Patients with acute exacerbations of idiopathic pulmonary fibrosis (IPF) responded well to therapies similar to those used to treat autoimmune diseases, according to findings published recently. The study suggests that autoantibodies — implicated in many autoimmune diseases such as rheumatoid arthritis or lupus — also play an important role in patients with acute exacerbations of IPF, a devastating lung disease.
“Severe acute exacerbations of IPF are medically untreatable and often fatal within days,” said Steve Duncan, M.D., professor in the University of Alabama at Birmingham Division of Pulmonary, Allergy and Critical Care Medicine. “We wanted to test the hypothesis that autoantibody-targeted therapies used to treat autoimmune disease also may benefit IPF patients with acute exacerbations.”
Duncan conducted the study between April 2011 and October 2013 while on the faculty of the University of Pittsburgh. Ten critically ill patients at the University of Pittsburgh Medical Center and one at the University of Texas Medical Branch in Galveston with acute exacerbations of IPF were involved in the study.
The 11 patients were treated with therapeutic plasma exchanges and a biologic drug called rituximab, supplemented in later cases with intravenous immunoglobulin. Outcomes among the trial subjects were compared to those of 20 historical control IPF patients treated with conventional steroid therapy prior to this experimental trial.
Autoimmune diseases are caused by a dysfunctional immune response in which the body creates autoantibodies that attack the individual’s own proteins. One of the common targets in autoimmune therapy are B cells, which are responsible for the production of autoantibodies.
The research team used between five and nine therapeutic plasma exchanges on each patient. The exchanges pumped the patient’s blood into a machine that removed autoantibodies, then returned the cleansed blood to the patient, significantly reducing the amount of autoantibodies present in the patient. The drug rituximab was then administered to further attack and kill B cells. Four of the 11 patients also received intravenous immunoglobulin, which helps to suppress B cells that may have escaped the rituximab.
Nine of the trial subjects showed improvement in pulmonary function following treatment, compared to only one of the historical controls. Two of the three patients who relapsed after five plasma exchanges responded positively with additional exchange procedures. No serious adverse events were attributable to the experimental medications.

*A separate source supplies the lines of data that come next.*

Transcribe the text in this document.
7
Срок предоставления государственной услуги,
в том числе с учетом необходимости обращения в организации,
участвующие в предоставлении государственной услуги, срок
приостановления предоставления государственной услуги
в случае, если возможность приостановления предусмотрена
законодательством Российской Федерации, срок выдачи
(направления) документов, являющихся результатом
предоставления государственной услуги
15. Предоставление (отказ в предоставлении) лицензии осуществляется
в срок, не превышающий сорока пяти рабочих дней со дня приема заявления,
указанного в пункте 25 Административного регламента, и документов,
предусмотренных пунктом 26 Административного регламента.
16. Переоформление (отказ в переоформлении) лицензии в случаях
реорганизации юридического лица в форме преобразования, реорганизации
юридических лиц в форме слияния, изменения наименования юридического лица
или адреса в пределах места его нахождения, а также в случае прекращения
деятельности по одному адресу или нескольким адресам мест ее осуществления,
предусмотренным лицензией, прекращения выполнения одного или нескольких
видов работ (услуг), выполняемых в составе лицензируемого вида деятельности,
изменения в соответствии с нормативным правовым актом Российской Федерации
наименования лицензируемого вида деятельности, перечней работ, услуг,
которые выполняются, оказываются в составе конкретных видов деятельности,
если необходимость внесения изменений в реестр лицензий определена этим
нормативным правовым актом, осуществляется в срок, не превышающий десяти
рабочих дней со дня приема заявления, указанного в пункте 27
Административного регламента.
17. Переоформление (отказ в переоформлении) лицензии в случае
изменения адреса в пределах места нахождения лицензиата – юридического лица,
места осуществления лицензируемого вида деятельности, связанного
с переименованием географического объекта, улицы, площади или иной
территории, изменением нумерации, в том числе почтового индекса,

“One-year survival of trial subjects was nearly 50 percent, which is remarkable,” said Duncan. “Acute exacerbations of IPF are almost always fatal in a very short period of time. None of the 20 historical controls survived for even a year.”
Duncan said the research team was making adaptations to the therapy as time progressed. They originally considered performing five plasma exchanges but expanded to nine for each patient as they observed the early results. They added the intravenous immunoglobulin for only the last four patients.
“No one had ever really done this before,” Duncan said. “There is not widespread agreement that IPF is an autoimmune disease. Our findings indicate that specific treatments that reduce autoantibodies might benefit some severely ill IPF patients with acute exacerbations. Therapies that have been developed to treat autoimmune diseases may prove to be beneficial in the treatment of these IPF patients.”
Duncan suggests that incremental trials of autoantibody-targeted therapies in IPF patients with acute exacerbations are justified by these results.
“Even though IPF is not considered a prototypical autoimmune disease, acute exacerbations may be driven by autoantibody production and the treatment strategy that Dr. Duncan advocates is highly innovative with the potential to reduce IPF mortality,” said Victor Thannickal, M.D., director of the Division of Pulmonary, Allergy and Critical Care Medicine. “It is now time for a randomized controlled trial of this treatment approach in IPF patients”.
Illustration: Circulating autoantibodies against epithelial cells are detected by green fluorescence in patients with acute exacerbation of idiopathic pulmonary fibrosis. The intensity of the fluorescence is proportional to the autoantibody concentration. All IPF patients with acute exacerbations had abnormal increases in autoantibody concentrations pre-treatment (left image). The right image shows the reduction of fluorescence which was typical among patients who responded to treatment. –University of Alabama at Birmingham.